The Wall Street Journal Asia
- Founded: 1976
- Ceased publication: October 9, 2017
- Headquarters: Hong Kong

= The Wall Street Journal Asia =

Discontinued version of American newspaper

The Wall Street Journal Asia, a version of The Wall Street Journal, was a newspaper that provided news and analysis of global business developments for an Asian audience. Formerly known as The Asian Wall Street Journal, it was founded in 1976 and was printed in nine Asian cities: Bangkok, Hong Kong, Jakarta, Kuala Lumpur, Manila, Seoul, Singapore, Taipei, and Tokyo. Average circulation for 2011 was 83,421. Its largest markets in order of importance were: Hong Kong, Singapore, the Philippines, Japan, Thailand, South Korea, Indonesia, Taiwan, Malaysia, China, India, and Vietnam. The final print edition of the newspaper was published on 9 October 2017.

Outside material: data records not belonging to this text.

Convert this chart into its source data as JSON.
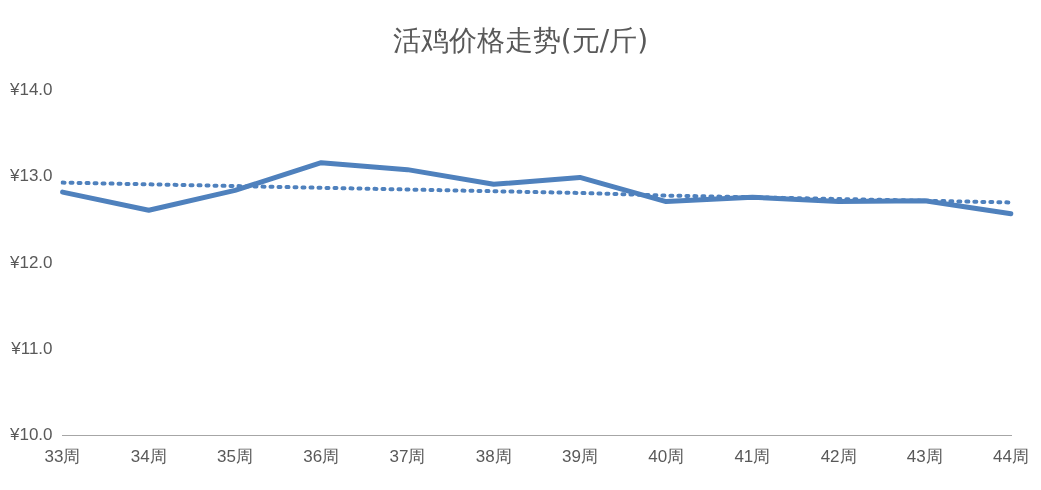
{
  "chart_data": {
    "type": "line",
    "title": "活鸡价格走势(元/斤)",
    "categories": [
      "33周",
      "34周",
      "35周",
      "36周",
      "37周",
      "38周",
      "39周",
      "40周",
      "41周",
      "42周",
      "43周",
      "44周"
    ],
    "series": [
      {
        "color": "#4f81bd",
        "line_style": "solid",
        "values": [
          12.82,
          12.61,
          12.84,
          13.16,
          13.08,
          12.91,
          12.99,
          12.71,
          12.76,
          12.71,
          12.72,
          12.57
        ]
      },
      {
        "color": "#4f81bd",
        "line_style": "dotted",
        "values": [
          12.93,
          12.91,
          12.89,
          12.87,
          12.85,
          12.83,
          12.81,
          12.78,
          12.76,
          12.74,
          12.72,
          12.7
        ]
      }
    ],
    "ylim": [
      10,
      14
    ],
    "yticks": [
      {
        "value": 10,
        "label": "¥10.0"
      },
      {
        "value": 11,
        "label": "¥11.0"
      },
      {
        "value": 12,
        "label": "¥12.0"
      },
      {
        "value": 13,
        "label": "¥13.0"
      },
      {
        "value": 14,
        "label": "¥14.0"
      }
    ],
    "grid": false,
    "legend": false,
    "marker": "none"
  }
}
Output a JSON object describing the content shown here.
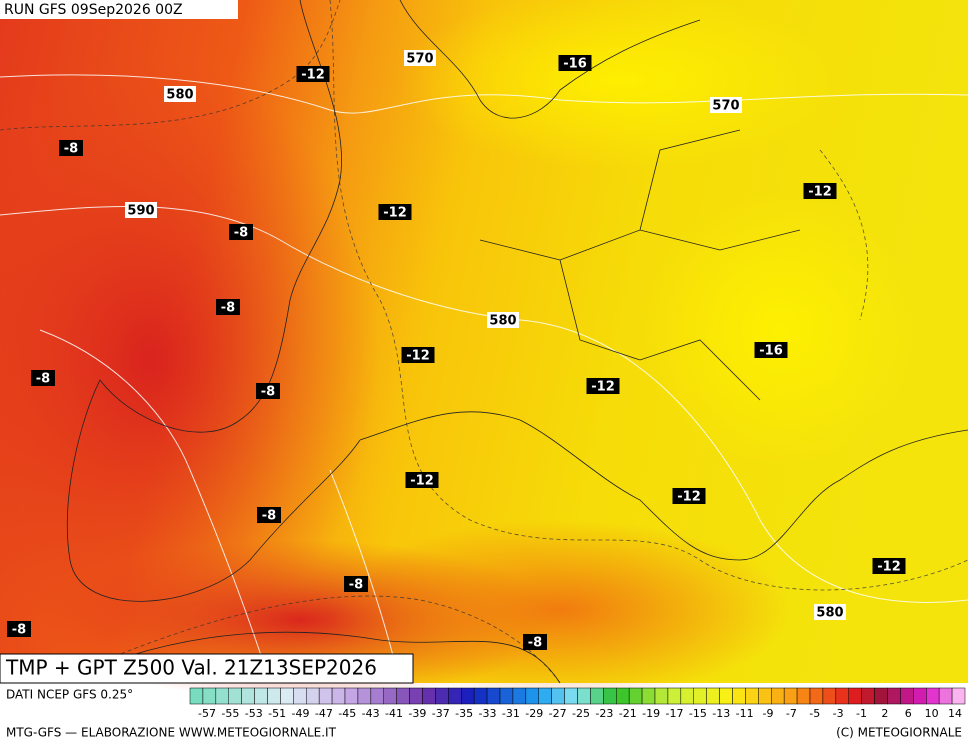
{
  "header": {
    "run": "RUN GFS 09Sep2026 00Z",
    "title": "TMP + GPT Z500 Val. 21Z13SEP2026"
  },
  "temperature_labels": [
    "-12",
    "-16",
    "-8",
    "-12",
    "-12",
    "-8",
    "-8",
    "-12",
    "-16",
    "-8",
    "-12",
    "-8",
    "-12",
    "-12",
    "-8",
    "-8",
    "-12",
    "-8",
    "-8"
  ],
  "height_labels": [
    "570",
    "580",
    "570",
    "590",
    "580",
    "580"
  ],
  "colorbar": {
    "ticks": [
      "-57",
      "-55",
      "-53",
      "-51",
      "-49",
      "-47",
      "-45",
      "-43",
      "-41",
      "-39",
      "-37",
      "-35",
      "-33",
      "-31",
      "-29",
      "-27",
      "-25",
      "-23",
      "-21",
      "-19",
      "-17",
      "-15",
      "-13",
      "-11",
      "-9",
      "-7",
      "-5",
      "-3",
      "-1",
      "2",
      "6",
      "10",
      "14"
    ]
  },
  "footer": {
    "source": "DATI NCEP GFS 0.25°",
    "credits": "MTG-GFS — ELABORAZIONE WWW.METEOGIORNALE.IT",
    "copyright": "(C) METEOGIORNALE"
  }
}
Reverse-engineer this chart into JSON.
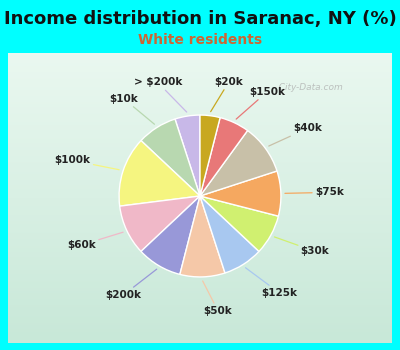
{
  "title": "Income distribution in Saranac, NY (%)",
  "subtitle": "White residents",
  "bg_top_color": "#00FFFF",
  "chart_bg_gradient_top": "#e8f8f0",
  "chart_bg_gradient_bottom": "#d0ece0",
  "labels": [
    "> $200k",
    "$10k",
    "$100k",
    "$60k",
    "$200k",
    "$50k",
    "$125k",
    "$30k",
    "$75k",
    "$40k",
    "$150k",
    "$20k"
  ],
  "values": [
    5,
    8,
    14,
    10,
    9,
    9,
    8,
    8,
    9,
    10,
    6,
    4
  ],
  "colors": [
    "#c8b8e8",
    "#b8d8b0",
    "#f5f580",
    "#f0b8c8",
    "#9898d8",
    "#f5c8a8",
    "#a8c8f0",
    "#d0f070",
    "#f5a860",
    "#c8c0a8",
    "#e87878",
    "#c8a820"
  ],
  "startangle": 90,
  "title_fontsize": 13,
  "subtitle_fontsize": 10,
  "subtitle_color": "#cc6633",
  "label_fontsize": 7.5,
  "label_color": "#222222",
  "watermark": "City-Data.com"
}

The paper's main regional office was in Hong Kong, and its former editor, international, was Daniel Hertzberg. The first editor and publisher of the Asian Journal was Peter R. Kann, the former chairman and chief executive officer of Dow Jones & Company. Gina Chua served as editor-in-chief of the publication before her appointment as executive editor of Reuters. Philip Revzin also served as editor for the paper after serving as the editor and publisher for The Wall Street Journal Europe.

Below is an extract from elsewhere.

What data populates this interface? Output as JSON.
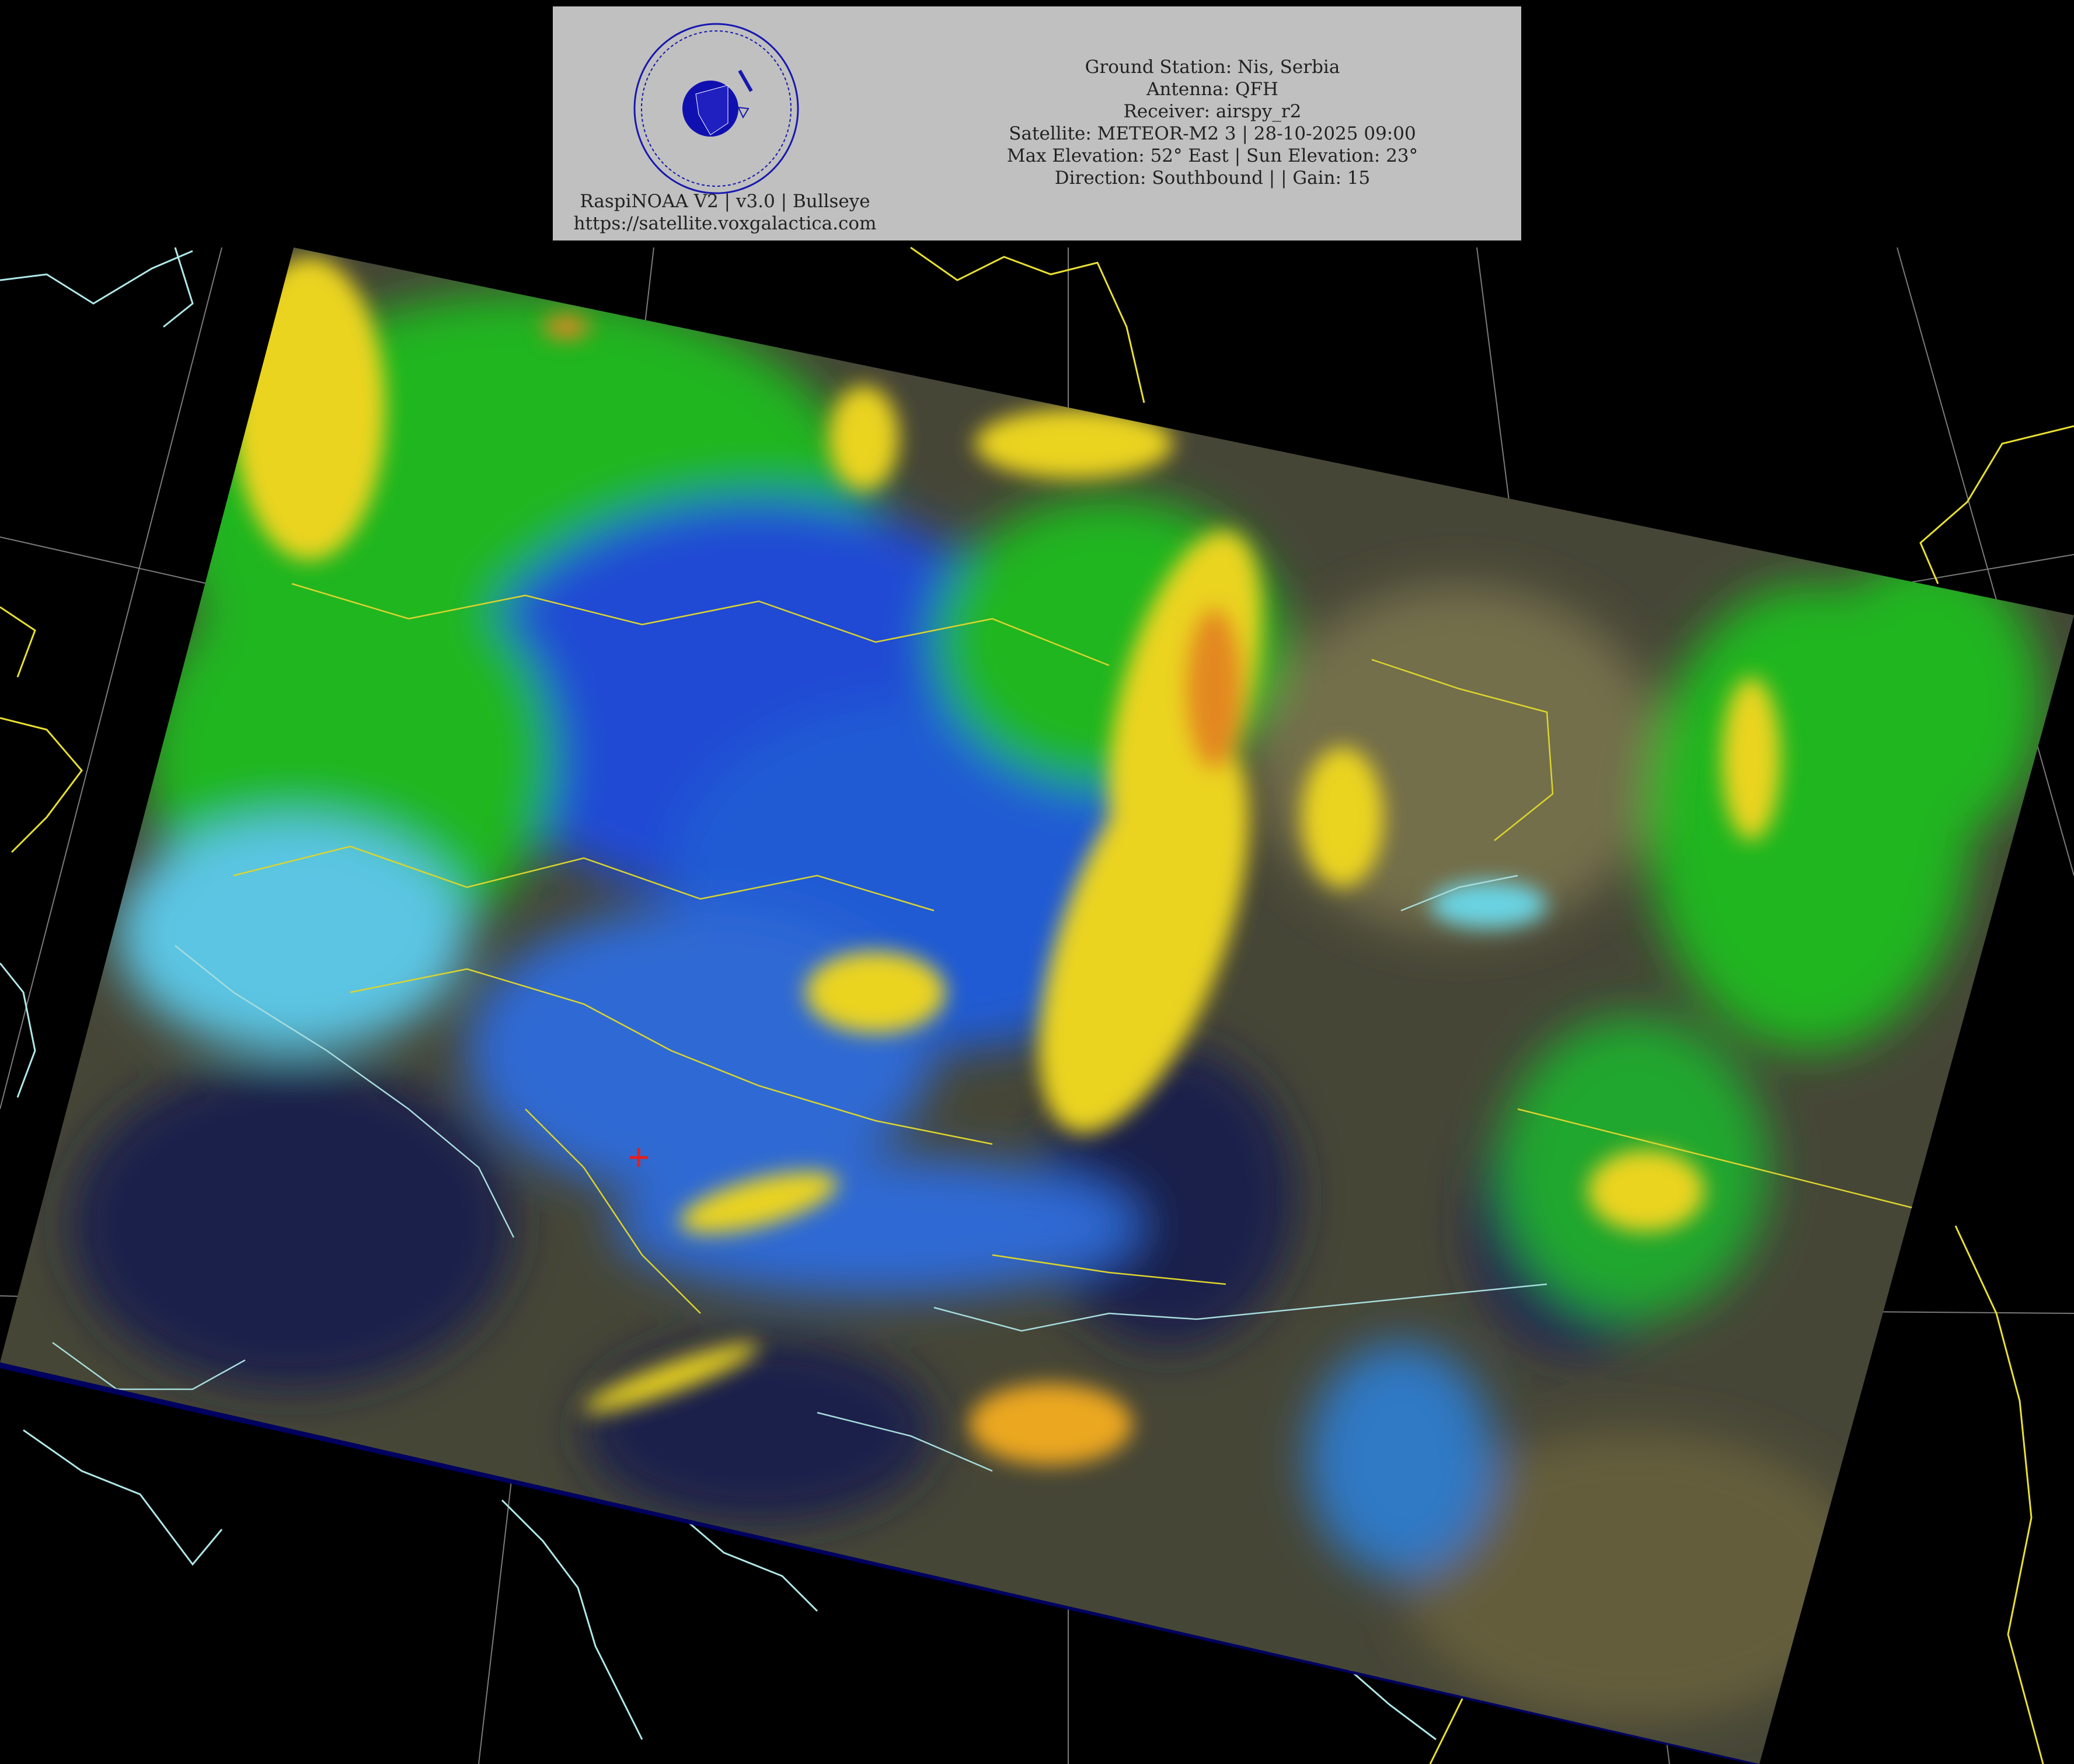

The Wall Street Journal Asia was also online at WSJ.com, the largest paid subscription news site on the web, and in Chinese at Chinese.wsj.com.

==Statistics==
- Its readers were 77.9% Asian citizens, and 67.4% worked in top management.
- Its readership had an average annual income of US$229,000 and an average annual household income of US$301,000.